With Artemis II and its four crewmembers returning to Earth after a record-breaking, and visually spectacular, trip around the moon, the U.S. love affair with lunar exploration has been renewed.

Something else from that era may have been renewed as well. In the punch-counterpunch style of the 1960s, a rival nation’s response to Artemis could be coming in a matter of months. In the second half of this year, the China National Space Administration is scheduled to launch Chang’e 7, an uncrewed mission that – if successful – would be the nation’s second successful landing on the lunar south pole. (In 2023, India became the first nation to land in the resource-rich region.)

Why We Wrote This

The United States and China are leading a global competition to build a permanent presence on the moon. Scientific research, national pride, and potentially lucrative lunar mining operations are at stake.

NASA will hope to one-up the Chinese again in 2028, when it plans to return humans to the lunar surface on Artemis IV.

It has all the hallmarks of a space race, experts say, but it differs in important ways from America’s contest with the Soviet Union in the 1950s and ’60s. Among them: Both China and the United States want to not just return to the lunar surface but establish a permanent presence there. And unlike the ’60s, there are more than two players in the space business.
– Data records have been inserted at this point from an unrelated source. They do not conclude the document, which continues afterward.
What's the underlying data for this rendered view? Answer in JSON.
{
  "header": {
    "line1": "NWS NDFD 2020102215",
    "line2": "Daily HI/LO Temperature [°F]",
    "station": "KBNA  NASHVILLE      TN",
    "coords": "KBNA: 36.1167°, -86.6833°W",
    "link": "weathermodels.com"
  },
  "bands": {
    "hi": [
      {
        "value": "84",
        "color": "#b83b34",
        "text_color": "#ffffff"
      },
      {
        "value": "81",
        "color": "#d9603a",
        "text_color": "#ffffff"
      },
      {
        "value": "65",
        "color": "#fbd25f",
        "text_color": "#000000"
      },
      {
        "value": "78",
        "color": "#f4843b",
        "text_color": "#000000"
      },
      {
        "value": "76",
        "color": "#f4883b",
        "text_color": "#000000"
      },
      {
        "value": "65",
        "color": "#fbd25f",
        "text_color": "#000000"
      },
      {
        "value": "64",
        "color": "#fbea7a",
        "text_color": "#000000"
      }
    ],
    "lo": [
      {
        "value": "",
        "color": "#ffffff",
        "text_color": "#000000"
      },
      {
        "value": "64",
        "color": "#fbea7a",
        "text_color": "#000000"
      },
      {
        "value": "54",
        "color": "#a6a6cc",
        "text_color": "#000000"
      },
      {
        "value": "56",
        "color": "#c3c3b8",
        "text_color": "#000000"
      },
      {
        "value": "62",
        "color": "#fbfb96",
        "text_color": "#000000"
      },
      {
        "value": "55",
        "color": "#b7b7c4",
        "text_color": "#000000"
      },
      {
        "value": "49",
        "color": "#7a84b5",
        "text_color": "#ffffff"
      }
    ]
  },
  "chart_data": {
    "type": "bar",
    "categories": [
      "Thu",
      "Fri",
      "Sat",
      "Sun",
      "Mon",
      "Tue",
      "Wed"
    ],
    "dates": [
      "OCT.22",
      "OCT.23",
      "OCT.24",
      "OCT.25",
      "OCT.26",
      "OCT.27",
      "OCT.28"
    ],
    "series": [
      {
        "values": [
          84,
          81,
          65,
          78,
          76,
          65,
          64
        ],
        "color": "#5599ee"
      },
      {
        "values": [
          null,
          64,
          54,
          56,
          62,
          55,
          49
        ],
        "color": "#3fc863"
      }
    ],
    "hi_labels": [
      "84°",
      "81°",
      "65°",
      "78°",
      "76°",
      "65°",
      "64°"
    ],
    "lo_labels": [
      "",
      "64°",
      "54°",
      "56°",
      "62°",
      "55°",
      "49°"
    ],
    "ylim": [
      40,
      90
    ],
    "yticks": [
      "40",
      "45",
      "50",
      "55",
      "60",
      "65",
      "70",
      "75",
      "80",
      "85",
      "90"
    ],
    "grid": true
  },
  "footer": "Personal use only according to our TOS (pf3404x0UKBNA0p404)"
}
Slow and steady progress over two decades has China with its nose in front right now, according to experts, but with NASA last month announcing a new plan to build a moon base in the early 2030s, the U.S. has the capability – and renewed focus – to take the lead in lunar exploration once more. Both countries have ambitious goals, and with human operations on the moon unprecedented and difficult, this race is likely to last over a decade. If the first space race was a rocket-fueled roller coaster, this one might be closer to the Iditarod.